One week is left till the end of the summer holiday of the Armenian political forces and, apparently, it is going to be quite tough.
Shortly the nomination of candidates for president will start but nothing is known about the intentions of potential candidates. In particular, the second president Robert Kocharyan has said nothing about his plans yet, but judging by the intensive flow of information, a campaign has already been launched. Groups of have appeared referring to Kocharyan as the savior of the nation who claim that during Kocharyan’s office the Armenian economy prospered.
Different media outlets under Serzh Sargsyan’s influence are criticizing Kocharyan’s economic model and affirming that the “shadow” was formed during Kocharyan’s rule and he has “left” taking along his “shadow”.
This indicates a covert fight between Serzh Sargsyan and Robert Kocharyan, though most people cannot see a difference between these two figures. In order to justify the competition, Sargsyan and Kocharyan need to point at a difference in favor of each of them.
Serzh Sargsyan’s political experts follow the geopolitical track of fight. They affirm that Sargsyan supports the Western path of development, while Kocharyan takes Armenia to Russian imperialism.
Kocharyan’s team which either does not want to enter into this quarrel or does not have arguments follows the other track – economic and social situation - where Kocharyan, at first sight, seems to have an obvious advantage, taking into account the currently critical situation.

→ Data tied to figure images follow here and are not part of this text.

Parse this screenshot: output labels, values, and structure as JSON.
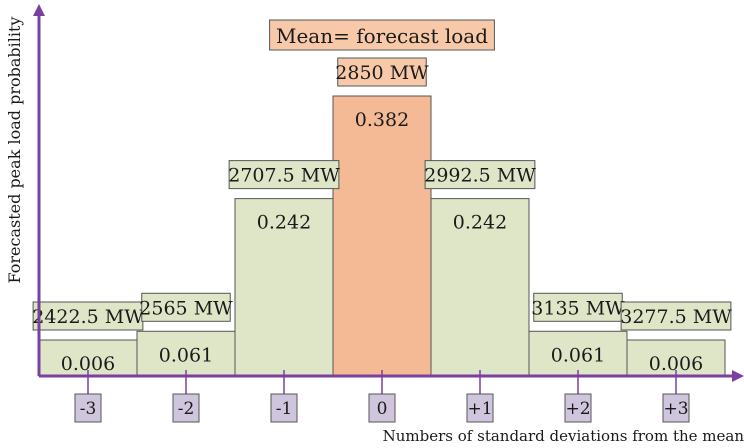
{
  "chart_data": {
    "type": "bar",
    "title": "Mean= forecast load",
    "xlabel": "Numbers of standard deviations from the mean",
    "ylabel": "Forecasted peak load probability",
    "categories": [
      "-3",
      "-2",
      "-1",
      "0",
      "+1",
      "+2",
      "+3"
    ],
    "values": [
      0.006,
      0.061,
      0.242,
      0.382,
      0.242,
      0.061,
      0.006
    ],
    "value_labels": [
      "0.006",
      "0.061",
      "0.242",
      "0.382",
      "0.242",
      "0.061",
      "0.006"
    ],
    "load_labels": [
      "2422.5 MW",
      "2565 MW",
      "2707.5 MW",
      "2850 MW",
      "2992.5 MW",
      "3135 MW",
      "3277.5 MW"
    ],
    "highlight_index": 3,
    "colors": {
      "bar": "#dfe6c8",
      "bar_highlight": "#f4b995",
      "label_box": "#dfe6c8",
      "label_box_highlight": "#f7c9a8",
      "tick_box": "#cfc6dd",
      "axis": "#7b3fa0",
      "bar_border": "#555555"
    }
  }
}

Since publications playing down Kocharyan’s economic achievements appeared, Sargsyan’s team may have accepted the rules they propose though it has obvious advantages on the geopolitical path.

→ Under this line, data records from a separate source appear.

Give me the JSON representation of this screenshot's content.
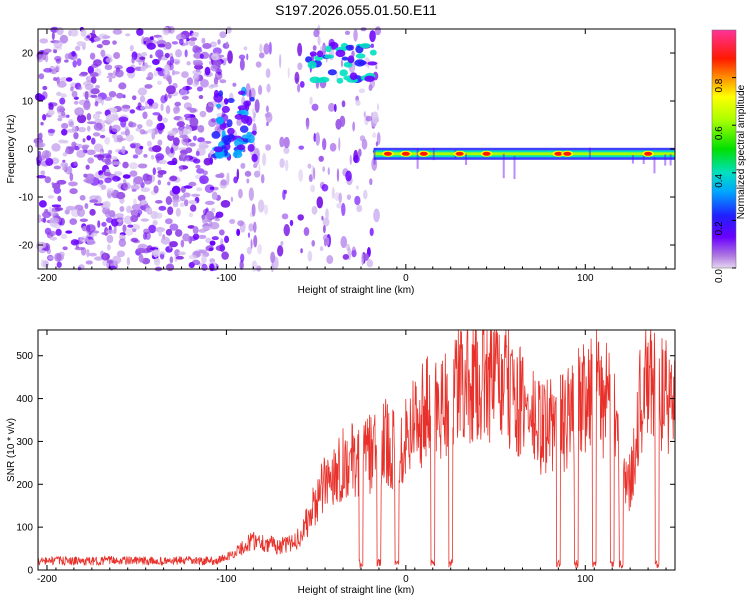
{
  "figure_title": "S197.2026.055.01.50.E11",
  "chart_data": [
    {
      "type": "heatmap",
      "title": "S197.2026.055.01.50.E11",
      "xlabel": "Height of straight line (km)",
      "ylabel": "Frequency (Hz)",
      "xlim": [
        -205,
        150
      ],
      "ylim": [
        -25,
        25
      ],
      "xticks": [
        -200,
        -100,
        0,
        100
      ],
      "xtick_labels": [
        "-200",
        "-100",
        "0",
        "100"
      ],
      "yticks": [
        -20,
        -10,
        0,
        10,
        20
      ],
      "ytick_labels": [
        "-20",
        "-10",
        "0",
        "10",
        "20"
      ],
      "colorbar": {
        "label": "Normalized spectral amplitude",
        "range": [
          0,
          1
        ],
        "ticks": [
          0.0,
          0.2,
          0.4,
          0.6,
          0.8
        ],
        "tick_labels": [
          "0.0",
          "0.2",
          "0.4",
          "0.6",
          "0.8"
        ]
      },
      "features": [
        {
          "name": "noise region",
          "x_range": [
            -205,
            -100
          ],
          "y_range": [
            -25,
            25
          ],
          "amplitude": 0.15
        },
        {
          "name": "low-height cluster",
          "x_center": -95,
          "y_center": 5,
          "amplitude": 0.25
        },
        {
          "name": "high-frequency echo",
          "x_range": [
            -55,
            -18
          ],
          "y_center": 18,
          "amplitude": 0.45
        },
        {
          "name": "main line",
          "x_range": [
            -18,
            150
          ],
          "y_center": -1,
          "amplitude": 0.85
        },
        {
          "name": "main line peaks",
          "x_values": [
            -10,
            0,
            10,
            30,
            45,
            85,
            90,
            135
          ],
          "amplitude": 1.0
        }
      ]
    },
    {
      "type": "line",
      "xlabel": "Height of straight line (km)",
      "ylabel": "SNR (10 * v/v)",
      "xlim": [
        -205,
        150
      ],
      "ylim": [
        0,
        560
      ],
      "xticks": [
        -200,
        -100,
        0,
        100
      ],
      "xtick_labels": [
        "-200",
        "-100",
        "0",
        "100"
      ],
      "yticks": [
        0,
        100,
        200,
        300,
        400,
        500
      ],
      "ytick_labels": [
        "0",
        "100",
        "200",
        "300",
        "400",
        "500"
      ],
      "color": "#e8312a",
      "series": [
        {
          "name": "SNR",
          "x": [
            -205,
            -195,
            -185,
            -175,
            -165,
            -155,
            -145,
            -135,
            -125,
            -115,
            -105,
            -100,
            -95,
            -90,
            -85,
            -80,
            -75,
            -70,
            -65,
            -60,
            -55,
            -50,
            -45,
            -40,
            -35,
            -30,
            -25,
            -20,
            -15,
            -10,
            -5,
            0,
            5,
            10,
            15,
            20,
            25,
            30,
            35,
            40,
            45,
            50,
            55,
            60,
            65,
            70,
            75,
            80,
            85,
            90,
            95,
            100,
            105,
            110,
            115,
            120,
            125,
            130,
            135,
            140,
            145,
            150
          ],
          "values": [
            20,
            22,
            21,
            20,
            23,
            22,
            21,
            20,
            22,
            21,
            22,
            30,
            40,
            55,
            70,
            65,
            60,
            55,
            60,
            75,
            110,
            160,
            200,
            230,
            250,
            255,
            260,
            270,
            285,
            300,
            270,
            320,
            350,
            370,
            380,
            390,
            410,
            430,
            440,
            450,
            455,
            445,
            430,
            410,
            380,
            355,
            330,
            340,
            340,
            350,
            380,
            420,
            440,
            400,
            380,
            220,
            200,
            380,
            440,
            420,
            400,
            390
          ],
          "dropouts_x": [
            -25,
            -15,
            -5,
            15,
            25,
            85,
            95,
            105,
            115,
            120,
            140
          ]
        }
      ]
    }
  ]
}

What will be the focus of the election campaign? What will be the priorities of candidates? Who will make concessions accepting someone else’s rules? This will determine not only the outcome of the election but also who will run in the election. If Serzh Sargsyan’s team fails to “prove” that they chose the “progressive” European way, and Kocharyan advocates the return to the Soviet Union, Sargsyan may have to abandon his intention to run. All teh more so if his team does not refuse to enter into economic debates with Kocharyan.
Otherwise, Kocharyan will have to work hard. He will have to state that he does not mind the European path, thus losing the difference between him and Sargsyan or he will have to prove that Russia is the most reliable partner.
Sargsyan and Kocharyan have very little time. They will have to voice their intentions very soon. Depending on who will manage to set the election race agenda the issue of the “joint nominee” will be decided. It is hardly possible that both Sargsyan and Kocharyan will stake all and will run both. They will rather compete before the election and then will support the one who will be stronger.